Demonstration of a minimum in the recovery of nanoparticles by flotation: Theory and experiment

Abstract

The flotation of nano- and submicron particles does not follow the conventional collection theory based on the interception and collision mechanisms, which predicts extremely low collection efficiency for particles smaller than 10 - μ m . Brownian diffusion and colloidal forces strongly influence the collection of such particles by air bubbles in flotation. In this paper, a theoretical model is presented for predicting the collection efficiency of nanoparticles. The theory incorporates mass transfer by Brownian diffusion, microhydrodynamics of particles in the vicinity of a slip surface of rising air bubbles, and colloidal interactions that come into effect at small separation distances. The governing equation was solved numerically using the Crank–Nicolson method with variable step size. A finite difference scheme with mesh refinement in the vicinity of the air bubble surface was used to discretise the stiff partial differential equation for the particle concentration. The mesh refinement produced correct numerical solutions without oscillation in the particle concentration distribution, which otherwise occurred due to the stiffness of the differential equation and coarseness of the numerical mesh.

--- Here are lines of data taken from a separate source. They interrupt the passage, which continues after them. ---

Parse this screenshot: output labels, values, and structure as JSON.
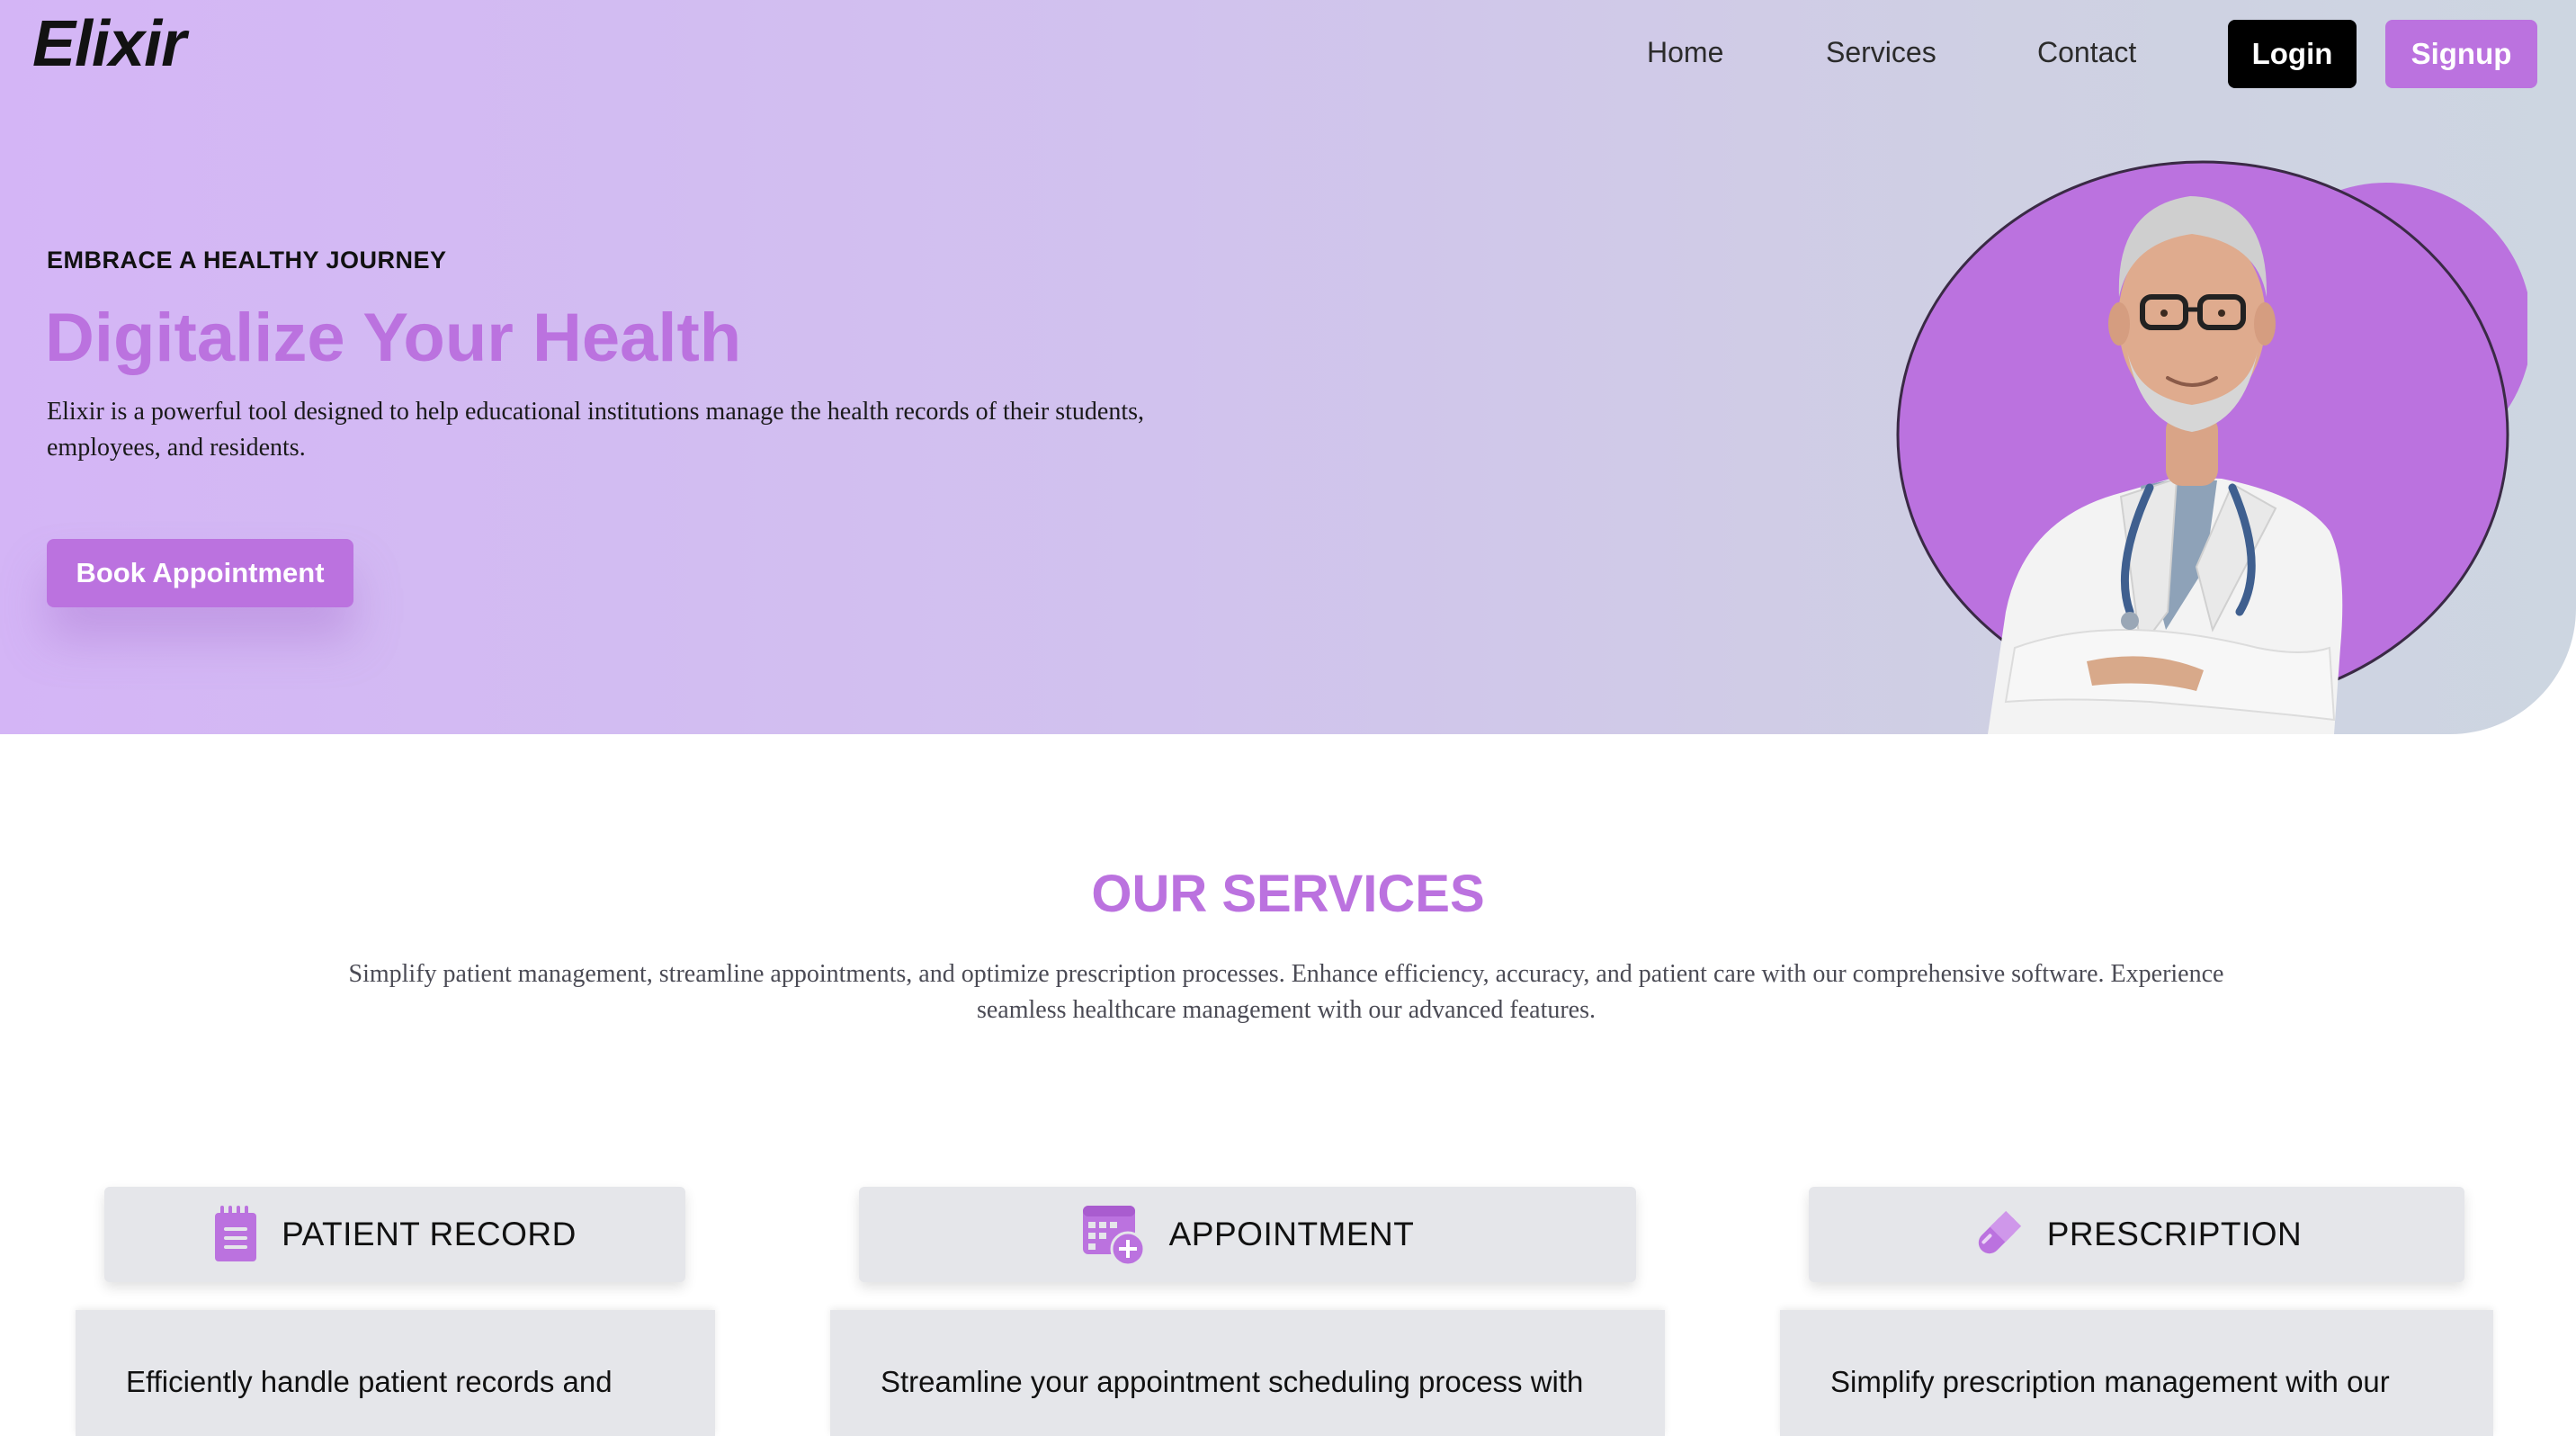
{
  "header": {
    "brand": "Elixir",
    "nav": {
      "home": "Home",
      "services": "Services",
      "contact": "Contact"
    },
    "login_label": "Login",
    "signup_label": "Signup"
  },
  "hero": {
    "eyebrow": "EMBRACE A HEALTHY JOURNEY",
    "title": "Digitalize Your Health",
    "description": "Elixir is a powerful tool designed to help educational institutions manage the health records of their students, employees, and residents.",
    "cta_label": "Book Appointment",
    "image": "doctor-portrait"
  },
  "services": {
    "title": "OUR SERVICES",
    "description": "Simplify patient management, streamline appointments, and optimize prescription processes. Enhance efficiency, accuracy, and patient care with our comprehensive software. Experience seamless healthcare management with our advanced features.",
    "cards": [
      {
        "icon": "notepad-icon",
        "label": "PATIENT RECORD",
        "body": "Efficiently handle patient records and"
      },
      {
        "icon": "calendar-plus-icon",
        "label": "APPOINTMENT",
        "body": "Streamline your appointment scheduling process with"
      },
      {
        "icon": "pill-icon",
        "label": "PRESCRIPTION",
        "body": "Simplify prescription management with our"
      }
    ]
  },
  "colors": {
    "accent": "#bb72df",
    "hero_gradient_start": "#d4b5f6",
    "hero_gradient_end": "#cdd6e1",
    "card_bg": "#e5e6ea",
    "login_bg": "#000000"
  }
}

Predictions from the model were compared with experimental results obtained with a small laboratory column cell, in which colloidal silica particles with diameters in the range 40 – 160 nm were floated using fine bubbles of typical average diameter 150 μ m . The particle concentration in the pulp was about 1% by weight. Cetyltrimethyl ammonium bromide and Dowfroth 250 were used as the flotation collector and frother, respectively. Both the theory and experiment show significant effect of the electrical double-layer and non-DLVO hydrophobic attractive forces on the collection of nanoparticles by air bubbles. The theoretical and experimental results show the collection efficiency to have a minimum at a particle size in the order of 100 nm . With larger particles, the interception and collision mechanisms predominate, while the diffusion and colloidal forces control the collection of particles with a size smaller than the transition size.